“The American people will never knowingly adopt Socialism. But under the name of ‘liberalism’ they will adopt every fragment of the Socialist program, until one day America will be a Socialist nation, without knowing how it happened.”

Socialist Party presidential candidate Norman Thomas


Friday, December 07, 2007

Mortgage bailout resentment


This week Bush announced his plan to, among other things, freeze the mortgage rates for some lenders for five years so that home-owners who would otherwise lose their homes can afford to stay in them. This helps both the lender and lendee. The lender doesn't have a defaulted loan with which to deal and the lendee can enjoy lower house payments than he would ordinarily have to. And it hurts the rest of us who're smart enough to stay in fixed-rate housing we can afford, because now money is way more expensive for us to borrow than it would have been but for the crash. But is protecting a greedy, wreckless industry from itself a legitimate function of government, to protect investors, borrowers, and lenders from poor loan/mortgage judgements?

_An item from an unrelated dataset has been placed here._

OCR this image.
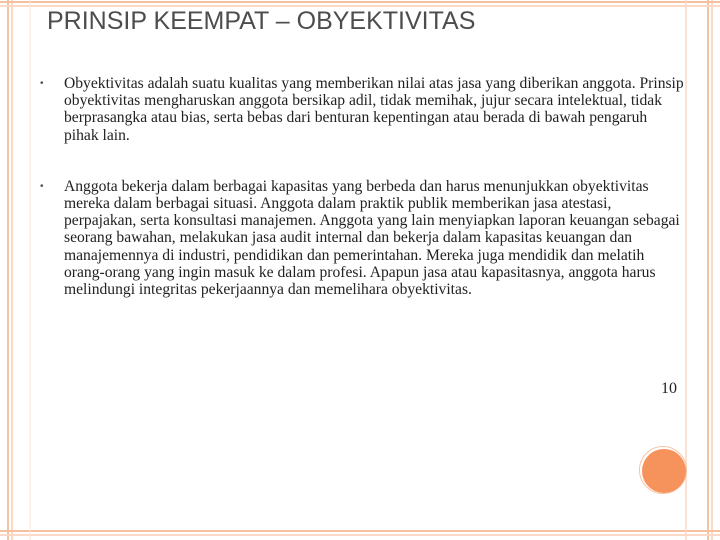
PRINSIP KEEMPAT – OBYEKTIVITAS
• Obyektivitas adalah suatu kualitas yang memberikan nilai atas jasa yang diberikan anggota. Prinsip obyektivitas mengharuskan anggota bersikap adil, tidak memihak, jujur secara intelektual, tidak berprasangka atau bias, serta bebas dari benturan kepentingan atau berada di bawah pengaruh pihak lain.
• Anggota bekerja dalam berbagai kapasitas yang berbeda dan harus menunjukkan obyektivitas mereka dalam berbagai situasi. Anggota dalam praktik publik memberikan jasa atestasi, perpajakan, serta konsultasi manajemen. Anggota yang lain menyiapkan laporan keuangan sebagai seorang bawahan, melakukan jasa audit internal dan bekerja dalam kapasitas keuangan dan manajemennya di industri, pendidikan dan pemerintahan. Mereka juga mendidik dan melatih orang-orang yang ingin masuk ke dalam profesi. Apapun jasa atau kapasitasnya, anggota harus melindungi integritas pekerjaannya dan memelihara obyektivitas.
10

What about those of us who lost money when the tech. market crashed back in March of 2000? We lost our butts. Do we get a bail out? Will the government magically restore our 401(k)'s to their original value? Banks are at fault for making billions on these stupid loans, knowing that these people would lose their homes in a few years. The unscrupulous lenders are at fault for reaping huge profits in the short term knowing the loans would be sold before they defaulted. The people getting these loans are at fault for stupidly believing they could afford a house that was way too expensive for them and not reading what they were signing. And finally, the most culpable player in the housing crisis is the government for looking the other way while these moronic loans were sold to dumb people. Why would the government agency who's supposed to be overseeing and preventing this very thing allow it to take place? Because mortgage lenders were donating huge sums of money to political campaigns and essentially buying off the feds long enough to make billions. I blame the Bush administration for the current crisis more than the others.

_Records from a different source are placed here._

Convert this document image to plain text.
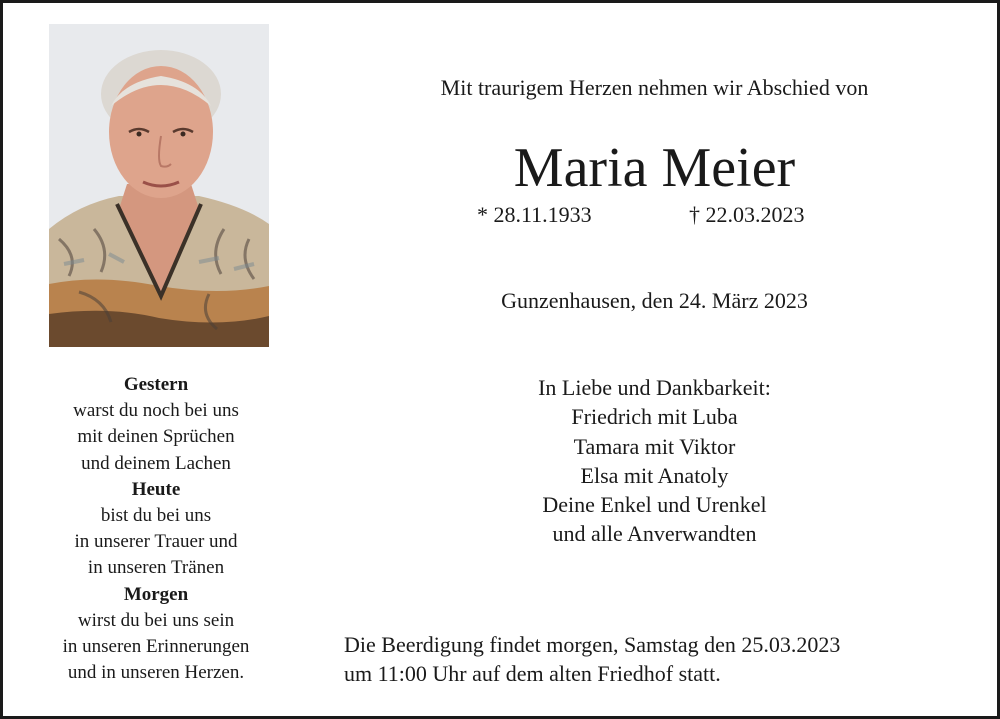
Gestern
warst du noch bei uns
mit deinen Sprüchen
und deinem Lachen
Heute
bist du bei uns
in unserer Trauer und
in unseren Tränen
Morgen
wirst du bei uns sein
in unseren Erinnerungen
und in unseren Herzen.
Mit traurigem Herzen nehmen wir Abschied von
Maria Meier
* 28.11.1933	† 22.03.2023
Gunzenhausen, den 24. März 2023
In Liebe und Dankbarkeit:
Friedrich mit Luba
Tamara mit Viktor
Elsa mit Anatoly
Deine Enkel und Urenkel
und alle Anverwandten
Die Beerdigung findet morgen, Samstag den 25.03.2023
um 11:00 Uhr auf dem alten Friedhof statt.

Here's what should happen: The banks who profited the most from all this, not the American taxpayer, should have to underwrite/guarantee the high-risk mortgages so they won't default. The investors in the mortgage companies should take a hit like any other investor-in-risk who gambles and loses. Where was Bush when my 401(k) lost 30% when the dot.com's tanked?

Anybody having anything remotely to do with government oversight of the mortgage industry should be thrown out of their houses. As far as I'm concerned, they are the biggest criminals of this mess, then come the mortgagers, then the banks, and finally the borrowers who were just ignorant.